Older kids often develop real-world anxieties just like adults, stressing about tests or bullies at school. Not being able to turn off their brains can keep them tossing and turning, but a consistent bedtime routine can help. As they wind down for sleep, include time for them to share their worries with you. It can clear their mind and help them feel calm enough to sleep.
Helping kids handle anxiety
While it’s normal for parents to shield their kids from their own worries and concerns, talking about your anxiety can help your kid learn to deal with their own. As psychologist Dr. Neha Navsaria explains, “For a parent, there's that fear that if I talk about anxiety, my child's going to pick up on that. So, nobody talks about worries – but then a child doesn't know how to manage those worries because nobody in the family is talking about it.”

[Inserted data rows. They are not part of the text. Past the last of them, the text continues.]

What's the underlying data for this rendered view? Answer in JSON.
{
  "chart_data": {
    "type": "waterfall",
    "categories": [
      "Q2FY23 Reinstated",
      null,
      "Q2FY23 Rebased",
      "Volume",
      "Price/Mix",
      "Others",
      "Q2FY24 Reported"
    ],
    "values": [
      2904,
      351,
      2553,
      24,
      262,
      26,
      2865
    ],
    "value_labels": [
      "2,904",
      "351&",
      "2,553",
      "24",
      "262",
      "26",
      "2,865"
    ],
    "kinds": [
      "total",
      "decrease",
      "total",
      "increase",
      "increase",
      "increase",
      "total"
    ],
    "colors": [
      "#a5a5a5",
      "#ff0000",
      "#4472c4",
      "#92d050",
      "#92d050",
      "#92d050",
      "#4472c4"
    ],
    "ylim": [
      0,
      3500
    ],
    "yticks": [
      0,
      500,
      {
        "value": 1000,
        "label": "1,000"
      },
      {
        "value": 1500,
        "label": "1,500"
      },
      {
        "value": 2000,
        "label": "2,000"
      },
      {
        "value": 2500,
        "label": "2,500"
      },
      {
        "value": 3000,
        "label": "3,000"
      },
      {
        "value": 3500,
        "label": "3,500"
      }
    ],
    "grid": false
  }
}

Instead, she suggests talking through stressful situations with your kids in appropriate ways. “I encourage parents to explain anxiety to their kids and narrate their own process.” She says it could be as simple as sharing your concern about a schedule change – and then explaining how you handle it. “I'm worried because they canceled your practice, but they haven't told us when it's going to be, and I have to plan other things. I guess I'll just have to wait. If they don't email me by this time, then I might reach out to them.”
Dr. Navsaria says that modeling how you deal with uncertainty and handle those stressful situations teaches your child how to do the same. “A child hears that you're still thinking these things, but you're also able to go cook dinner, and you're not letting these worries distract you for the rest of the day.”
Whether sleeplessness is contributing to your child’s anxiety or anxiety is contributing to your child’s sleeplessness, Dr. Tovah Klein says that setting boundaries can help your kid feel safe and create long-term benefits. “All children really need some limits,” she encourages.
That means when bedtime rolls around, sticking with your routine is your best bet – even if your child begs for one more book or asks you to stay by their bed a little longer. Kids can get confused when the boundaries aren’t consistent, and when they don’t know what to expect, they may start to feel more anxious. Following your normal routine can reduce that stress, which may make it easier for your child to settle down and settle off to dreamland.